Christmas marks 100th anniversary of first overseas call - to Cuba
KEY WEST, Florida (AP) -- Christmas Day marks the anniversary of the first
international telephone call, which was made 100 years ago between Key
West,
Florida, and Havana, Cuba.
The call on December 25, 1900, was an experiment to determine whether the
human voice could be carried over telegraph wires.
John W. Atkins, then manager of the Key West office of the International
Ocean
Telegraph Company, adjusted the wires and called Havana, the Cuban capital.
"For a long time there was no sound, except the roar heard at night sometimes,
caused by electric light current," Atkins told the Florida Times Union
and Citizen,
which reported the historical call in its December 26, 1900, editions.
Atkins continued to call Cuba and finally came back the words, clear and
distinct: "I don't understand you."
With those words, international voice communication began.
According to the newspaper, the Southern Bell Telephone Company had
connected telephone wires with the existing underwater telegraph cable
running
between Key West and Havana, said Tom Hambright, director of the Florida
History Room at Key West's public library.

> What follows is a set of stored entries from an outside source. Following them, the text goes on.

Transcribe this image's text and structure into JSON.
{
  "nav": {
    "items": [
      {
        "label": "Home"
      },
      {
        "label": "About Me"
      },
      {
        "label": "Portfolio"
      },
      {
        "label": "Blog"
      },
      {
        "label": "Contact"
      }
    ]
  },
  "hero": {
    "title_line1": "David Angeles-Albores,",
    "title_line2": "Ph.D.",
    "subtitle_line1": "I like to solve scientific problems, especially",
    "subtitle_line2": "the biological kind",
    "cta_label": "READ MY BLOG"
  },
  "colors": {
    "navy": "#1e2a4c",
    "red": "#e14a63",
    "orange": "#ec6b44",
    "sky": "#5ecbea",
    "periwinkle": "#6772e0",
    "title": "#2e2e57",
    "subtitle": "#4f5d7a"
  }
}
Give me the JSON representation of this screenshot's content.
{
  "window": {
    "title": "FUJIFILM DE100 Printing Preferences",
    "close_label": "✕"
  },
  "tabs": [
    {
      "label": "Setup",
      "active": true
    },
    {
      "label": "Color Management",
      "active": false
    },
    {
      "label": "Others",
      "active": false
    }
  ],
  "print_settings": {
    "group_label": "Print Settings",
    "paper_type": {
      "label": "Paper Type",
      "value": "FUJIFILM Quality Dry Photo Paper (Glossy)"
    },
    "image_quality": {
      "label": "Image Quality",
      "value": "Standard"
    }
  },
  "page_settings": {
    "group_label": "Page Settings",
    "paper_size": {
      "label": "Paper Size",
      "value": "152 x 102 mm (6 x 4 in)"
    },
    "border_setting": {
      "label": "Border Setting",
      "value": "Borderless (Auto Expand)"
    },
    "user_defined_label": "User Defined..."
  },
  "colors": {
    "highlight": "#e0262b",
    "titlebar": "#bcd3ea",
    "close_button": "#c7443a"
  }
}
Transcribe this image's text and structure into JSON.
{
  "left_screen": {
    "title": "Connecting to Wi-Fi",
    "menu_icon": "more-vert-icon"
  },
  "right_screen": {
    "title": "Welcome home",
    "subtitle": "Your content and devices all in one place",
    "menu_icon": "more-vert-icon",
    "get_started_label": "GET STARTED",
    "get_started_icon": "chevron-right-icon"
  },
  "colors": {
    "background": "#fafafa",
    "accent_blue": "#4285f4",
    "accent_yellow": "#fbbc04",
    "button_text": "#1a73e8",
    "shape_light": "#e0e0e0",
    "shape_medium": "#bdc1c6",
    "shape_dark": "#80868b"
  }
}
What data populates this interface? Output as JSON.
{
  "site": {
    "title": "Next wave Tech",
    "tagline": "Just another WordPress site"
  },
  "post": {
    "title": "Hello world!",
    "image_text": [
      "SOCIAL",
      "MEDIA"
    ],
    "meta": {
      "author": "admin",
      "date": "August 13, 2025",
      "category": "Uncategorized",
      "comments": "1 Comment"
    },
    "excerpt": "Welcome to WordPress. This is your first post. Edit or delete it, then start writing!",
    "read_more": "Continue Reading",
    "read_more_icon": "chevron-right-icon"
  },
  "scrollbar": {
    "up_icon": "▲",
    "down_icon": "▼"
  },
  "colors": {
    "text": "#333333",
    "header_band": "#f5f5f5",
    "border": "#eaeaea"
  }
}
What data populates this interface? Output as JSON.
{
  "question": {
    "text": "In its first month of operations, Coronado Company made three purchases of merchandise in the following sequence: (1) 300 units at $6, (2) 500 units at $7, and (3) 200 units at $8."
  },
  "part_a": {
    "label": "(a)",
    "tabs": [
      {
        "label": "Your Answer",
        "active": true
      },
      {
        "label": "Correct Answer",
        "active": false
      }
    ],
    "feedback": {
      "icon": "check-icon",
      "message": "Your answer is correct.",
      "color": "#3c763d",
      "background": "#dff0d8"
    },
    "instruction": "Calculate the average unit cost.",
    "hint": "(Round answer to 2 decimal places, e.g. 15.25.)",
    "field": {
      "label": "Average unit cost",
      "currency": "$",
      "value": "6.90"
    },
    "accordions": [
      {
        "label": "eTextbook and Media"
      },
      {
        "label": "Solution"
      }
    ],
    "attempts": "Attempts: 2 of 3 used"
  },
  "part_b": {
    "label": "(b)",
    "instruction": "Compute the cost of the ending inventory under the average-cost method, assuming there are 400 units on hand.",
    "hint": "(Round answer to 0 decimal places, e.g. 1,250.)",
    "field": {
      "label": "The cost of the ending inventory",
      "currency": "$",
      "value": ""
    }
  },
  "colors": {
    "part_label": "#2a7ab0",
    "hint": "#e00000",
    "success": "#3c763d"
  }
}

Southern Bell is the predecessor to BellSouth Corp.
The test demonstrated that the technology would work, Hambright said. By
1921, the Miami Metropolis reported it had laid three underwater telephone
cables between Key West and Cuba's capital that "in a fortnight will make
it
possible to talk over the telephone from New York to Havana."
The cables, covering approximately 127 miles (204 kms) across the Florida
Straits in waters in some places more than a mile (2 km) deep, were touted
as
the longest telephone cables in the world, Hambright said.
The construction was accomplished by the Cuban-American Telephone and
Telegraph Company, a subsidiary of AT&T and the International Telephone
and
Telegraph Company.
By 1930, the original cables were insufficient and a new cable was installed
that
provided the same number of telephone circuits as the three older lines.